Erucius, the prosecutor, formed his case around the cui bono principle: since Sextus Roscius stood to profit the most from murdering his father, he must be the most likely candidate, and must have hired someone else "to do the deed for him" (without naming suspects). In his first big trial, Cicero turned the tables, he claimed that the two Amerian relatives, Capito and Magnus, murdered Sextus' father and then conspired with Chrysogonus to acquire the estates illegally through the proscription list. The argument for the defense would likely be considered doubtful by today's standards.

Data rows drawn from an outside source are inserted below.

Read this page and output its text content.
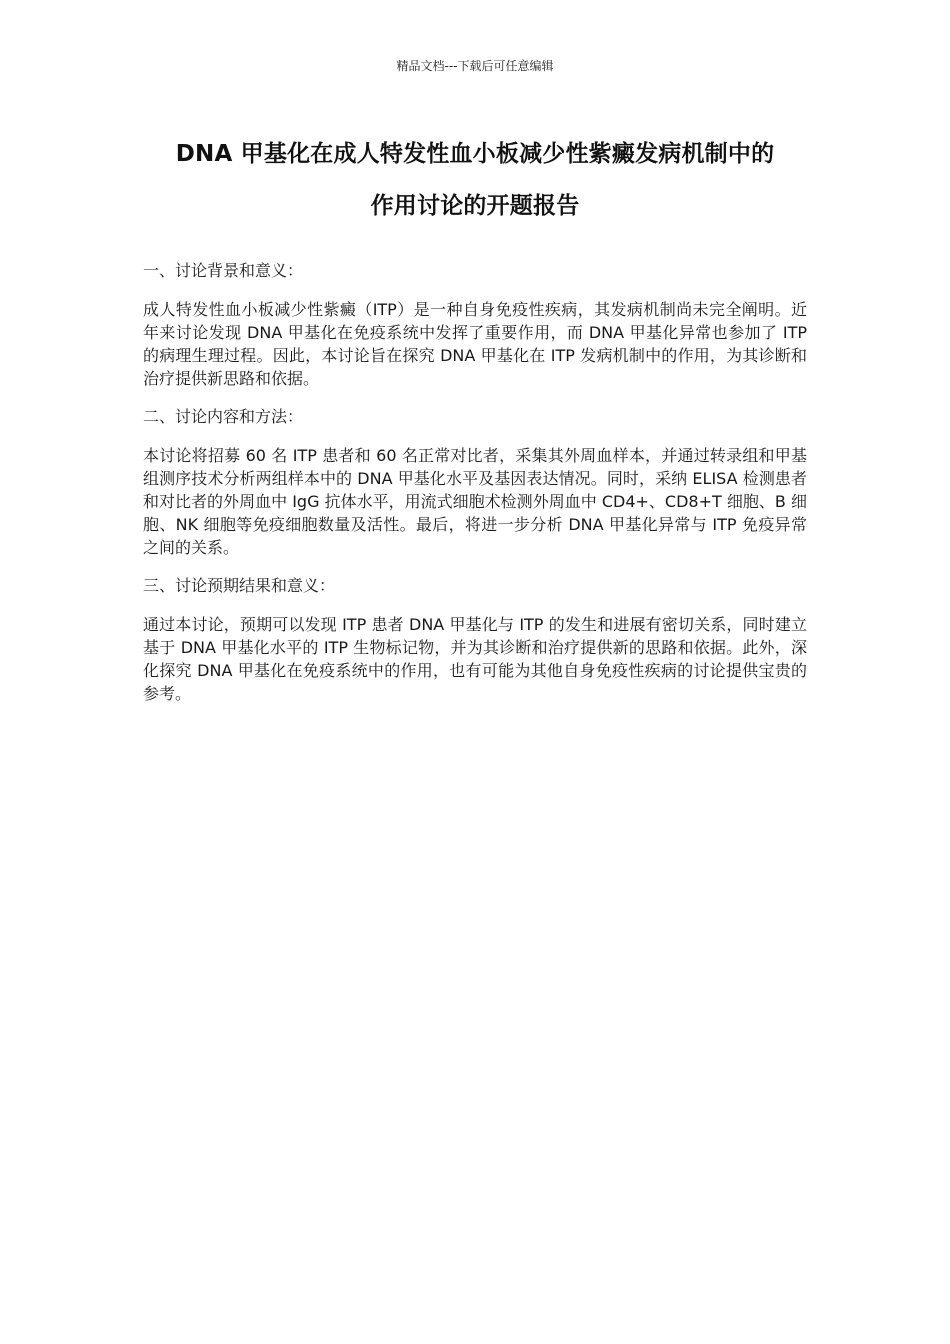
精品文档---下载后可任意编辑
DNA 甲基化在成人特发性血小板减少性紫癜发病机制中的
作用讨论的开题报告

一、讨论背景和意义：

成人特发性血小板减少性紫癜（ITP）是一种自身免疫性疾病，其发病机制尚未完全阐明。近年来讨论发现 DNA 甲基化在免疫系统中发挥了重要作用，而 DNA 甲基化异常也参加了 ITP 的病理生理过程。因此，本讨论旨在探究 DNA 甲基化在 ITP 发病机制中的作用，为其诊断和治疗提供新思路和依据。

二、讨论内容和方法：

本讨论将招募 60 名 ITP 患者和 60 名正常对比者，采集其外周血样本，并通过转录组和甲基组测序技术分析两组样本中的 DNA 甲基化水平及基因表达情况。同时，采纳 ELISA 检测患者和对比者的外周血中 IgG 抗体水平，用流式细胞术检测外周血中 CD4+、CD8+T 细胞、B 细胞、NK 细胞等免疫细胞数量及活性。最后，将进一步分析 DNA 甲基化异常与 ITP 免疫异常之间的关系。

三、讨论预期结果和意义：

通过本讨论，预期可以发现 ITP 患者 DNA 甲基化与 ITP 的发生和进展有密切关系，同时建立基于 DNA 甲基化水平的 ITP 生物标记物，并为其诊断和治疗提供新的思路和依据。此外，深化探究 DNA 甲基化在免疫系统中的作用，也有可能为其他自身免疫性疾病的讨论提供宝贵的参考。
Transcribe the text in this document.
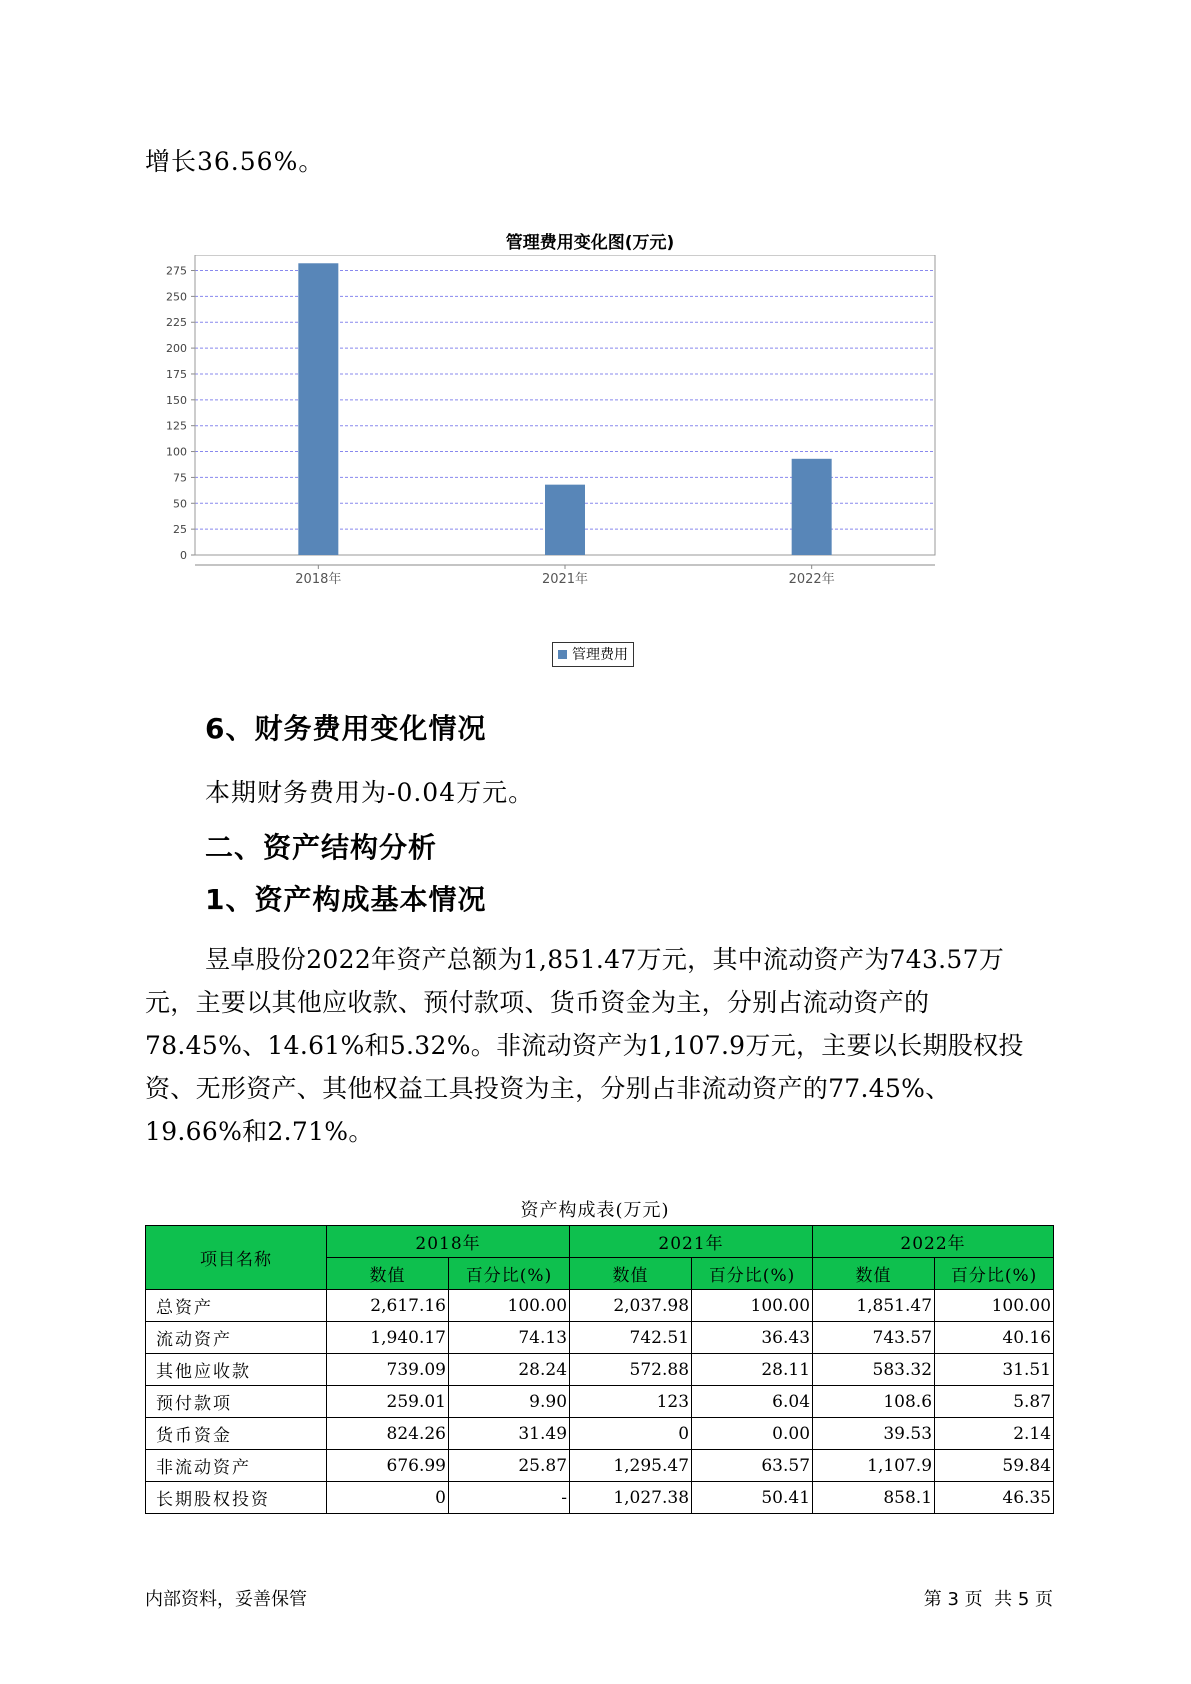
增长36.56%。
管理费用变化图(万元)
0
25
50
75
100
125
150
175
200
225
250
275
2018年	2021年	2022年
管理费用
6、财务费用变化情况
本期财务费用为-0.04万元。
二、资产结构分析
1、资产构成基本情况
昱卓股份2022年资产总额为1,851.47万元，其中流动资产为743.57万
元，主要以其他应收款、预付款项、货币资金为主，分别占流动资产的
78.45%、14.61%和5.32%。非流动资产为1,107.9万元，主要以长期股权投
资、无形资产、其他权益工具投资为主，分别占非流动资产的77.45%、
19.66%和2.71%。
资产构成表(万元)
项目名称	2018年		2021年		2022年	
	数值	百分比(%)	数值	百分比(%)	数值	百分比(%)
总资产	2,617.16	100.00	2,037.98	100.00	1,851.47	100.00
流动资产	1,940.17	74.13	742.51	36.43	743.57	40.16
其他应收款	739.09	28.24	572.88	28.11	583.32	31.51
预付款项	259.01	9.90	123	6.04	108.6	5.87
货币资金	824.26	31.49	0	0.00	39.53	2.14
非流动资产	676.99	25.87	1,295.47	63.57	1,107.9	59.84
长期股权投资	0	-	1,027.38	50.41	858.1	46.35
内部资料，妥善保管	第 3 页  共 5 页
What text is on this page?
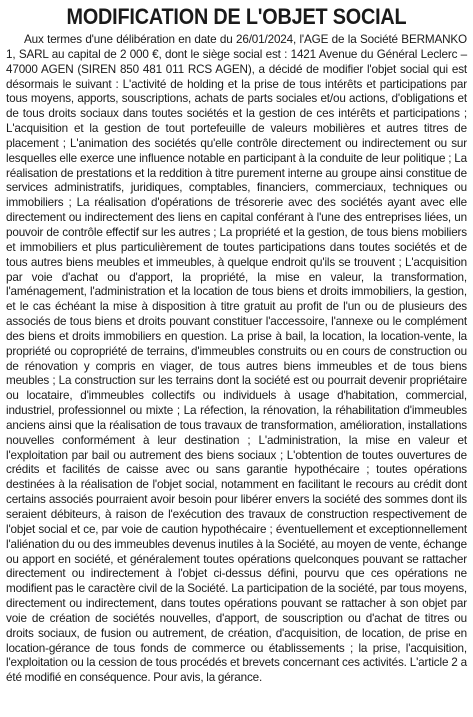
MODIFICATION DE L'OBJET SOCIAL

Aux termes d'une délibération en date du 26/01/2024, l'AGE de la Société BERMANKO 1, SARL au capital de 2 000 €, dont le siège social est : 1421 Avenue du Général Leclerc – 47000 AGEN (SIREN 850 481 011 RCS AGEN), a décidé de modifier l'objet social qui est désormais le suivant : L'activité de holding et la prise de tous intérêts et participations par tous moyens, apports, souscriptions, achats de parts sociales et/ou actions, d'obligations et de tous droits sociaux dans toutes sociétés et la gestion de ces intérêts et participations ; L'acquisition et la gestion de tout portefeuille de valeurs mobilières et autres titres de placement ; L'animation des sociétés qu'elle contrôle directement ou indirectement ou sur lesquelles elle exerce une influence notable en participant à la conduite de leur politique ; La réalisation de prestations et la reddition à titre purement interne au groupe ainsi constitue de services administratifs, juridiques, comptables, financiers, commerciaux, techniques ou immobiliers ; La réalisation d'opérations de trésorerie avec des sociétés ayant avec elle directement ou indirectement des liens en capital conférant à l'une des entreprises liées, un pouvoir de contrôle effectif sur les autres ; La propriété et la gestion, de tous biens mobiliers et immobiliers et plus particulièrement de toutes participations dans toutes sociétés et de tous autres biens meubles et immeubles, à quelque endroit qu'ils se trouvent ; L'acquisition par voie d'achat ou d'apport, la propriété, la mise en valeur, la transformation, l'aménagement, l'administration et la location de tous biens et droits immobiliers, la gestion, et le cas échéant la mise à disposition à titre gratuit au profit de l'un ou de plusieurs des associés de tous biens et droits pouvant constituer l'accessoire, l'annexe ou le complément des biens et droits immobiliers en question. La prise à bail, la location, la location-vente, la propriété ou copropriété de terrains, d'immeubles construits ou en cours de construction ou de rénovation y compris en viager, de tous autres biens immeubles et de tous biens meubles ; La construction sur les terrains dont la société est ou pourrait devenir propriétaire ou locataire, d'immeubles collectifs ou individuels à usage d'habitation, commercial, industriel, professionnel ou mixte ; La réfection, la rénovation, la réhabilitation d'immeubles anciens ainsi que la réalisation de tous travaux de transformation, amélioration, installations nouvelles conformément à leur destination ; L'administration, la mise en valeur et l'exploitation par bail ou autrement des biens sociaux ; L'obtention de toutes ouvertures de crédits et facilités de caisse avec ou sans garantie hypothécaire ; toutes opérations destinées à la réalisation de l'objet social, notamment en facilitant le recours au crédit dont certains associés pourraient avoir besoin pour libérer envers la société des sommes dont ils seraient débiteurs, à raison de l'exécution des travaux de construction respectivement de l'objet social et ce, par voie de caution hypothécaire ; éventuellement et exceptionnellement l'aliénation du ou des immeubles devenus inutiles à la Société, au moyen de vente, échange ou apport en société, et généralement toutes opérations quelconques pouvant se rattacher directement ou indirectement à l'objet ci-dessus défini, pourvu que ces opérations ne modifient pas le caractère civil de la Société. La participation de la société, par tous moyens, directement ou indirectement, dans toutes opérations pouvant se rattacher à son objet par voie de création de sociétés nouvelles, d'apport, de souscription ou d'achat de titres ou droits sociaux, de fusion ou autrement, de création, d'acquisition, de location, de prise en location-gérance de tous fonds de commerce ou établissements ; la prise, l'acquisition, l'exploitation ou la cession de tous procédés et brevets concernant ces activités. L'article 2 a été modifié en conséquence. Pour avis, la gérance.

Cicero argued that those who chose to align themselves with Chrysogonus in the belief that they were supporting the nobility were wrong to do so, since his corruption was a stain on the Republic. "For the cause will be rendered more splendid by resisting every worthless man. The worthless favourers of Chrysogonus, who think that his cause and theirs are identical, are injured themselves by separating themselves from such splendor." Eventually, Sextus the younger was acquitted of the murder charges; it is likely that he repossessed his land.

==In popular culture==
- The trial of Sextus Roscius is depicted in Steven Saylor's first Roma Sub Rosa mystery novel, Roman Blood.
- Colleen McCullough's novel Fortune's Favorites, part of her Masters of Rome series, also dramatizes the trial.
- The trial is dramatized in the BBC documentary series Timewatch in the episode "Murder in Rome" featuring Mark McGann as Sextus Roscius.
- Mauro Martone's supernatural crime novel "The Orcadian File" includes a portal stepping chapter wherein the trial is dramatized.
- Big Finish Productions adapted the trial of Sextus Roscius in Cicero by David Llewellyn. Sextus Roscius is portrayed by Simon Ludders.